Page Load Time (Without Context)

Measuring page load time is essential for user experience, but without considering the context of the user's actions or the impact on conversions, it may not be very informative.

Number Of employees

Headcount alone doesn't provide insights into productivity, efficiency, or growth.

Profit From A Specific Product / Service

Better to look at overall profit margins and trends as a bellwether of the health of profitability.

Cost Savings

Managing costs so that sales are profitable is clearly important but context is needed around impacts on quality or capabilities.

General Customer Satisfaction Scores

It’s easy to slip into complacency around customer centricity. Digging into specific customer experience metrics offers more truthful insights.

Lines Of Code Written

Measures activity, not productivity or progress.

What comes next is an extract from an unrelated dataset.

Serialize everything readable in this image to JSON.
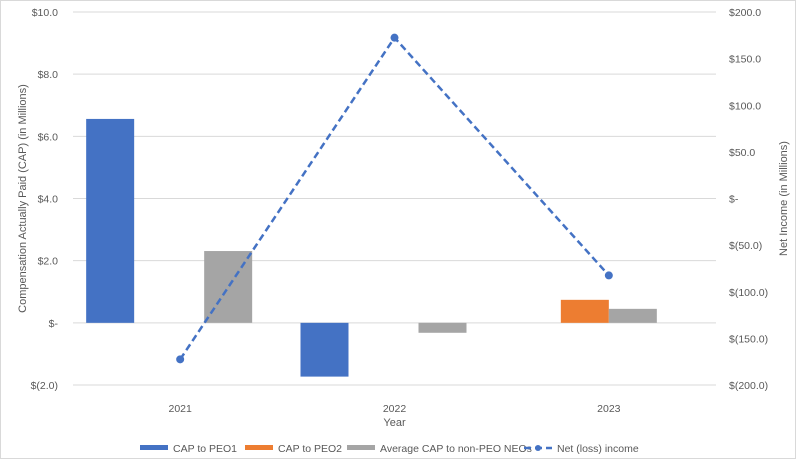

This forces the focus onto tasks, not outcomes.

Overall Sales Numbers

More granularity by product, channel, geography and so on is required to provide a fuller, more meaningful picture of sales health.

Revenue Per Employee

Lacks nuance in terms of overhead, role distinctions, outsourcing.

Measures Unrelated To Strategic Goals

KPIs should tie directly to business objectives and priorities.

The key is to avoid vanity or activity metrics that sound impressive but don't actually provide actionable insights into the performance and health of the business. Focus KPIs on factors that can be measured with a frequently appropriate to the metric and impacted by the team in meaningful ways.


KPIs are indispensable tools for businesses at every stage of development. We’ve looked at the pivotal role KPIs play in providing a clear snapshot of a business's health, aiding in decision-making, and fostering continuous improvement. By dispelling common myths and offering insights into the benefits of KPIs, we’ve highlighted their significance in measuring progress, aligning teams with objectives, and identifying areas for optimization.

KPIs are not one-size-fits-all and must be carefully tailored to a business's unique goals and challenges. We’ve outlined the process of creating meaningful KPIs, emphasising the importance of clear objectives, critical success factors, and relevant metrics. We’ve also provided examples of both meaningful and potentially meaningless KPIs.

You should iterate development of KPIs through regular review, adaptation, and refinement as the business evolves. Critical to this process is the involvement of stakeholders, monitoring performance regularly, and fostering a data-driven culture within the organisation.

Ultimately, the key takeaway should be that KPIs are not just metrics; they are powerful instruments that, when used effectively, can guide entrepreneurs toward success and sustainable growth. Whether it's measuring financial health, customer satisfaction, employee productivity, or strategic alignment, KPIs provide the insights needed for informed decision-making in a competitive business landscape. KPIs are not just an option, they’re a necessity.